Para contornar esse problema, nosso cérebro, muito matreiro, encontrou um atalho sofisticado: aprendemos a acreditar nas nossas mentiras, de modo a que quando formos dizê-las aos outros elas pareçam mais convincentes. O processo é inteiramente inconsciente, mas tornou-nos mentirosos tão sofisticados que acabamos contornando nossos próprios mecanismos de detecção.

Aprendemos a acreditar nas nossas mentiras.

Os mentirosos mais eficazes são os que mentem para si mesmos.

05 de Dezembro de 2004

Na cidade antiga

Sonhos

Curitiba, mas uma Curitiba de sonho. O sol havia acabado de se pôr mas havia muita luz amarela na tarde gelada. Eu andava, talvez a esmo, por entre uma multidão que saía (de algum grandioso e não visto edifício) do que poderia ter sido um concerto ou um casamento, todos muito finamente vestidos e encasacados, caminhando em direção a seus carros ou esperando que seus carros viessem buscá-los. Não sei dizer ao certo quem, mas eu sabia que havia familiares meus por ali e depois de uma tarde de aventuras (eu não havia assistido o concerto) esperava ganhar uma carona para casa.

Enquanto procurava um rosto conhecido na multidão deparei-me, bem no meio da rua, com meu [falecido] tio-avô Reynaldo Purim. Ele estava em pé, sozinho e vagamente confuso entre as pessoas que passavam, vestindo um pesado casaco de lã que descia até abaixo dos joelhos, exatamente como me lembro dele: velhinho mas encorpado e posudo, os cabelos finos e muito brancos, o rosto avermelhado, a língua tentando formar alguma palavra que custava muito a cristalizar: quando a frase estava pronta para sair o interlocutor já havia perdido a paciência de se interessar pelo que ele tinha a dizer, ou a ocasião havia irremediavelmente se perdido. Foi o que aconteceu nessa ocasião: quando perguntei ao tio quem ia levá-lo para casa e antes que ele encontrasse as palavras para responder minha prima Vanelli apareceu de trás dele e tomou-o pelo braço, sorrindo para mim como que em resposta: eu não precisava me preocupar porque já tudo estava arranjado.

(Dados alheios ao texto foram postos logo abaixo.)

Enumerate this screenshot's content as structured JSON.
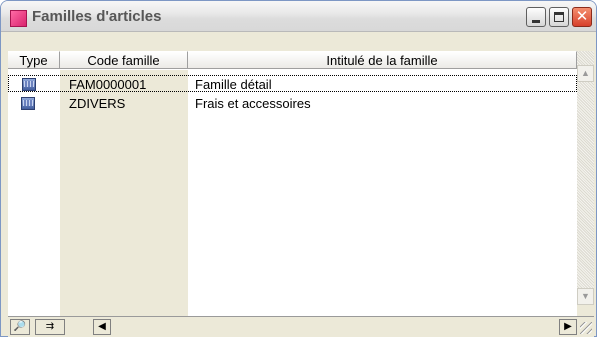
{
  "window": {
    "title": "Familles d'articles"
  },
  "table": {
    "headers": {
      "type": "Type",
      "code": "Code famille",
      "intitule": "Intitulé de la famille"
    },
    "rows": [
      {
        "type_icon": "family-type-icon",
        "code": "FAM0000001",
        "intitule": "Famille détail",
        "selected": true
      },
      {
        "type_icon": "family-type-icon",
        "code": "ZDIVERS",
        "intitule": "Frais et accessoires",
        "selected": false
      }
    ]
  },
  "toolbar": {
    "zoom_icon": "zoom-icon",
    "export_icon": "export-icon"
  },
  "colors": {
    "title_bar": "#dcdcdc",
    "close_button": "#d7402b",
    "app_icon": "#e0357c",
    "code_column_bg": "#ece9d8"
  }
}
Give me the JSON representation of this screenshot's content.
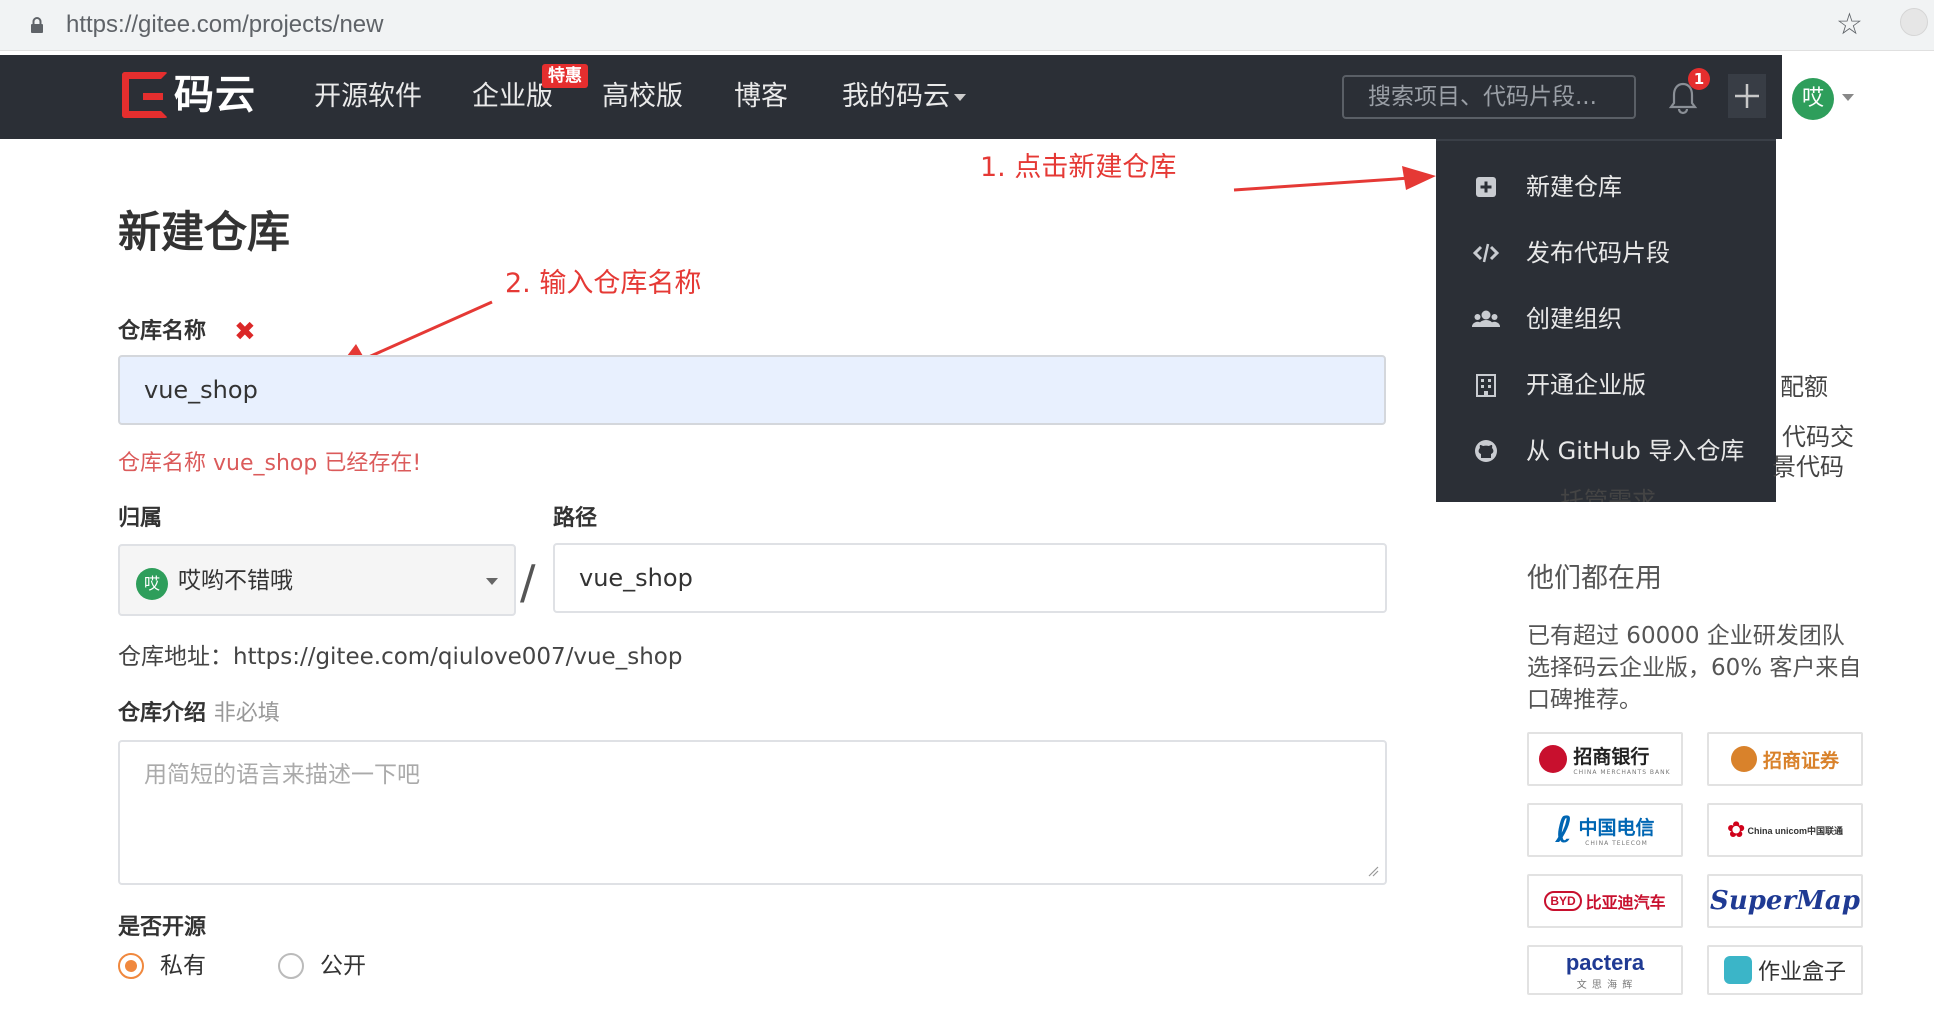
{
  "browser": {
    "url": "https://gitee.com/projects/new"
  },
  "nav": {
    "logo_text": "码云",
    "items": [
      "开源软件",
      "企业版",
      "高校版",
      "博客",
      "我的码云"
    ],
    "enterprise_badge": "特惠",
    "search_placeholder": "搜索项目、代码片段...",
    "notification_count": "1",
    "avatar_char": "哎"
  },
  "dropdown": {
    "items": [
      {
        "label": "新建仓库",
        "icon": "plus-square-icon"
      },
      {
        "label": "发布代码片段",
        "icon": "code-icon"
      },
      {
        "label": "创建组织",
        "icon": "users-icon"
      },
      {
        "label": "开通企业版",
        "icon": "building-icon"
      },
      {
        "label": "从 GitHub 导入仓库",
        "icon": "github-icon"
      }
    ]
  },
  "annotations": {
    "step1": "1. 点击新建仓库",
    "step2": "2. 输入仓库名称"
  },
  "form": {
    "title": "新建仓库",
    "repo_name_label": "仓库名称",
    "repo_name_value": "vue_shop",
    "repo_name_error": "仓库名称 vue_shop 已经存在!",
    "owner_label": "归属",
    "owner_avatar_char": "哎",
    "owner_value": "哎哟不错哦",
    "path_label": "路径",
    "path_value": "vue_shop",
    "repo_url": "仓库地址：https://gitee.com/qiulove007/vue_shop",
    "desc_label": "仓库介绍",
    "desc_optional": "非必填",
    "desc_placeholder": "用简短的语言来描述一下吧",
    "visibility_label": "是否开源",
    "visibility_options": [
      "私有",
      "公开"
    ],
    "visibility_selected": "私有"
  },
  "sidebar": {
    "partial_1": "配额",
    "partial_2": "代码交",
    "partial_3": "景代码",
    "partial_4": "托管需求",
    "heading": "他们都在用",
    "text": "已有超过 60000 企业研发团队选择码云企业版，60% 客户来自口碑推荐。",
    "customer_logos": [
      {
        "name": "招商银行",
        "sub": "CHINA MERCHANTS BANK",
        "color": "#c8102e"
      },
      {
        "name": "招商证券",
        "sub": "",
        "color": "#d9822b"
      },
      {
        "name": "中国电信",
        "sub": "CHINA TELECOM",
        "color": "#0066b3"
      },
      {
        "name": "China unicom中国联通",
        "sub": "",
        "color": "#d0021b"
      },
      {
        "name": "比亚迪汽车",
        "sub": "",
        "color": "#c8102e"
      },
      {
        "name": "SuperMap",
        "sub": "",
        "color": "#1f3a93"
      },
      {
        "name": "pactera",
        "sub": "文 思 海 辉",
        "color": "#1f3a93"
      },
      {
        "name": "作业盒子",
        "sub": "",
        "color": "#333333"
      }
    ]
  }
}
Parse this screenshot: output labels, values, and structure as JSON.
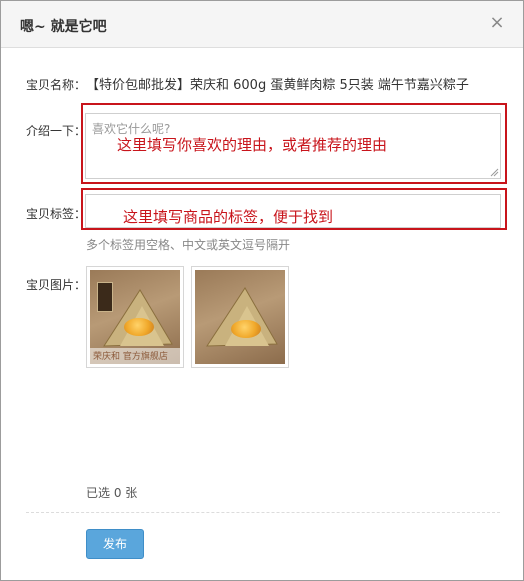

Quando a Vanelli afastou-se levando o tio levantei os olhos e vi, a uns vinte metros de onde eu estava, meu pai sentado dentro do carro (estacionado) dele, esperando atrás do volante como ele sempre faz. Pensei em chamar a sua atenção e pedir uma carona, mas por alguma razão tive por certo que o carro estaria cheio e resolvi voltar sozinho pelo meio da cidade. O prospecto na verdade não me parecia nada ruim; acho bem provável que eu estivesse escolhendo a travessia à pé pela cidade antiga.